Incorrect integral

[stla]

Hello,

In this blog post, using R, I calculate an integral on a polyhedron by decomposing this polyhedron into simplices.

The Julia code below is my attempt to reproduce this R example with the help of your package. But I don't find the same result. However, using another method for the calculation of the integrals, I find the same result as R.

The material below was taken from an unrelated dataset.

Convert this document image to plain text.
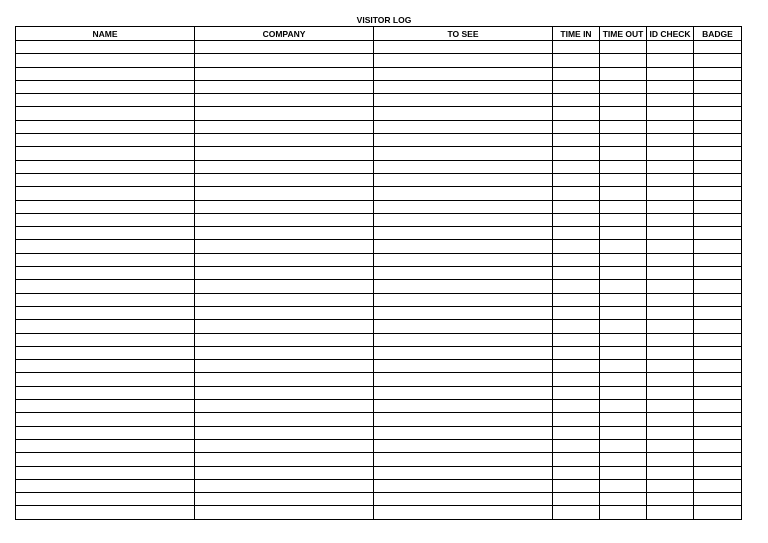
VISITOR LOG
NAME	COMPANY	TO SEE	TIME IN	TIME OUT	ID CHECK	BADGE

So I believe there's a mistake or a bug in your package, or there's something bad in my code but I don't see what.

using Polyhedra
using MiniQhull # to use delaunay()
using GrundmannMoeller

# define the polyhedron Ax <= b and get its vertices
# see https://laustep.github.io/stlahblog/posts/integralPolyhedron.html
A = [
    -1  0  0;
     1  0  0;
     0 -1  0;
     1  1  0;
     0  0 -1;
     1  1  1.0
]
b = [5; 4; 5; 3; 10; 6.0]
H = hrep(A, b)
P = polyhedron(H)
pts = points(P)
vertices = collect(pts)

# decompose the polyhedron into simplices (tetrahedra)
indices = delaunay(hcat(vertices...))
_, ntetrahedra = size(indices)
tetrahedra = Vector{Vector{Vector{Float64}}}(undef, ntetrahedra)
for j in 1:ntetrahedra
    ids = vec(indices[:, j])
    tetrahedra[j] = vertices[ids]
end

# function to be integrated
function f(x)
    return x[1] + x[2]*x[3]
end
# integral is sum of integrals over the tetrahedra
scheme = grundmann_moeller(Float64, Val(3), 5)
integral = 0
for i in 1:ntetrahedra
    global integral = integral + integrate(f, scheme, tetrahedra[i])
end
integral
# -11879.7
# should be -5358.3

[stla]

Here is the calculation of the volume of the 3-dimensional unit simplex. It should be 1/6, but I get -1/6.

using GrundmannMoeller

tetrahedron = [[1.0, 0, 0], [0, 1, 0], [0, 0, 1], [0, 0, 0]]

# function to be integrated
function f(x)
    return 1
end
# integral 
scheme = grundmann_moeller(Float64, Val(3), 5)
integrate(f, scheme, tetrahedron)

[stla]

Indeed, the integrals are always the same as mine up to the sign.

If I change the order of the vertices of tetrahedron, I get 1/6 as expected. Does your package take into account the orientation of the simplices?

[stla]

I think I found the problem: in the function calc_vol_vertices, one should take the absolute value of the determinant.